31 Cal. 220 | Cal. | 1866
Lead Opinion
This is an appeal from an order of the District Court, granting a writ of assistance under the provisions of sections forty-four and forty-five of the Revenue Act of 1861, to put a purchaser at a tax sale in possession of the premises purchased. The application for the writ was based upon the Sheriff’s deed alone. The judgment upon which the sale took place appears from the recitals of the deed to have been obtained in the Court of a Justice of the Peace. It must, therefore, have been a money judgment without any order of sale. (People v. Mier, 24 Cal. 61.) A transcript of the judgment was filed and docketed with the County Clerk, and thereby became a lien. The execution upon which the sale took place issued from the office of the County Clerk. Upon the hearing of the application, the respondent offered in evidence the Sheriff’s deed, to which appellant objected on the ground that the judgment under which the sale was made and the deed executed, had not been produced. The Court overruled the objection, and admitted the deed, to which appellant excepted. The only evidence offered was the deed and proof of service of a copy upon the party in possession, and of a demand to be let into possession. It is a general rule that a party claiming under an execution sale must produce the judgment upon which the execution issued. (Sullivan v. Davis, 4 Cal. 291; Hihn v. Peck, 30 Cal. 287.) But it is provided in section forty-five of the Revenue Act of 1861 that “ any deed derived from a sale of real property under this Act shall be conclusive evidence of title, except,” etc., (Laws 1861, p. 435, Sec. 45,)

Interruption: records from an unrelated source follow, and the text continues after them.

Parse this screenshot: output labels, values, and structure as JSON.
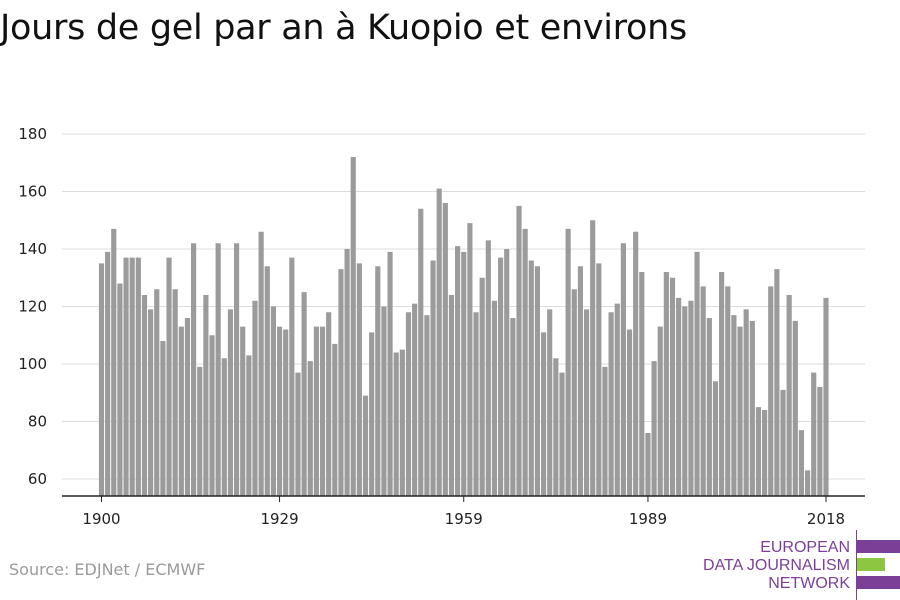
{
  "title": "Jours de gel par an à Kuopio et environs",
  "source": "Source: EDJNet / ECMWF",
  "logo": {
    "lines": [
      "EUROPEAN",
      "DATA JOURNALISM",
      "NETWORK"
    ],
    "colors": [
      "#7b3f98",
      "#8dc63f",
      "#7b3f98"
    ]
  },
  "colors": {
    "bar": "#9b9b9b",
    "grid": "#dcdcdc",
    "axis": "#222222"
  },
  "chart_data": {
    "type": "bar",
    "title": "Jours de gel par an à Kuopio et environs",
    "xlabel": "",
    "ylabel": "",
    "x_start": 1900,
    "x_ticks": [
      1900,
      1929,
      1959,
      1989,
      2018
    ],
    "y_ticks": [
      60,
      80,
      100,
      120,
      140,
      160,
      180
    ],
    "ylim": [
      54,
      182
    ],
    "grid": true,
    "values": [
      135,
      139,
      147,
      128,
      137,
      137,
      137,
      124,
      119,
      126,
      108,
      137,
      126,
      113,
      116,
      142,
      99,
      124,
      110,
      142,
      102,
      119,
      142,
      113,
      103,
      122,
      146,
      134,
      120,
      113,
      112,
      137,
      97,
      125,
      101,
      113,
      113,
      118,
      107,
      133,
      140,
      172,
      135,
      89,
      111,
      134,
      120,
      139,
      104,
      105,
      118,
      121,
      154,
      117,
      136,
      161,
      156,
      124,
      141,
      139,
      149,
      118,
      130,
      143,
      122,
      137,
      140,
      116,
      155,
      147,
      136,
      134,
      111,
      119,
      102,
      97,
      147,
      126,
      134,
      119,
      150,
      135,
      99,
      118,
      121,
      142,
      112,
      146,
      132,
      76,
      101,
      113,
      132,
      130,
      123,
      120,
      122,
      139,
      127,
      116,
      94,
      132,
      127,
      117,
      113,
      119,
      115,
      85,
      84,
      127,
      133,
      91,
      124,
      115,
      77,
      63,
      97,
      92,
      123
    ]
  }
}
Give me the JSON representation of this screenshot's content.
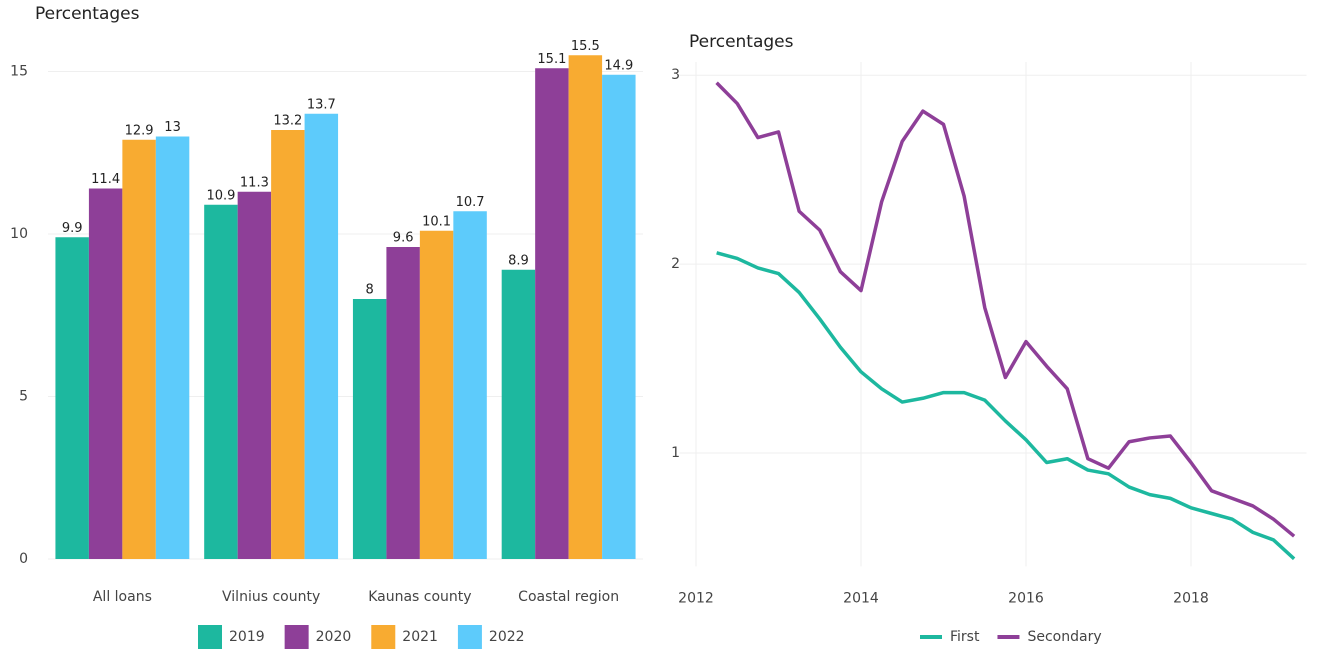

The judgment, as before stated, must necessarily have been a money judgment only, without any order of sale, and it may be a serious question whether it is competent to authorize a writ of assistance in such cases. The judgment when docketed is a lien upon all other real estate of the party assessed, and bound by the judgment, as well as upon the property assessed in like manner as ordinary judgments in civil cases. The sale is made under and by virtue of a money judgment simply, like sales under judgments in ordinary civil cases; consequently parties who have not been heard may be turned out under the writ of assistance provided for in the Act of 1861. Writs of assistance might just as well be authorized to issue for the purpose of putting the purchaser of real estate sold under ordinary judgments in possession, upon a provision that the deed shall be conclusive evidence of title. The question might arise whether such proceedings would be by due process of law. The cases in which writs of assistance have heretofore been employed are such as determined the question of title to the specific piece of real property in that very case, or where the interest of the defendant has been directed by the judgment to be sold. All the rights of the parties have been investigated and adjudged, and the writ of assistance is a part of the process employed in enforcing the judgment itself. But this question is not presented by the record, and it is unnecessary to decide it now. The deed was improperly admitted without the proceedings upon which it was based. The facts before the Court, and the matters set forth in the notice of application, were insufficient to authorize the issuing of the writ.
Order reversed with directions to dismiss the proceeding.
Concurrence Opinion
I concur in the judgment on the ground that District Courts have no authority to issue writs of assistance in cases of sales upon tax judgments rendered by Justices of the Peace. The power is limited to sales on judgments and decrees rendered by the District Court to which the application for the writ of assistance is made. It is not only anomalous that one Court should be charged with the duty of carrying into effect the judgments of another, but the provision (Acts 1861, p. 453, Sec. 45,) that the Sheriff’s deed “ shall entitle the holder thereof to a writ of assistance from the District Court ” carries with it the idea that the Legislature did not intend to confer the power to issue writs upon the District Courts at large, but upon the District Court in which the proceedings for the collection of the delinquent tax were taken.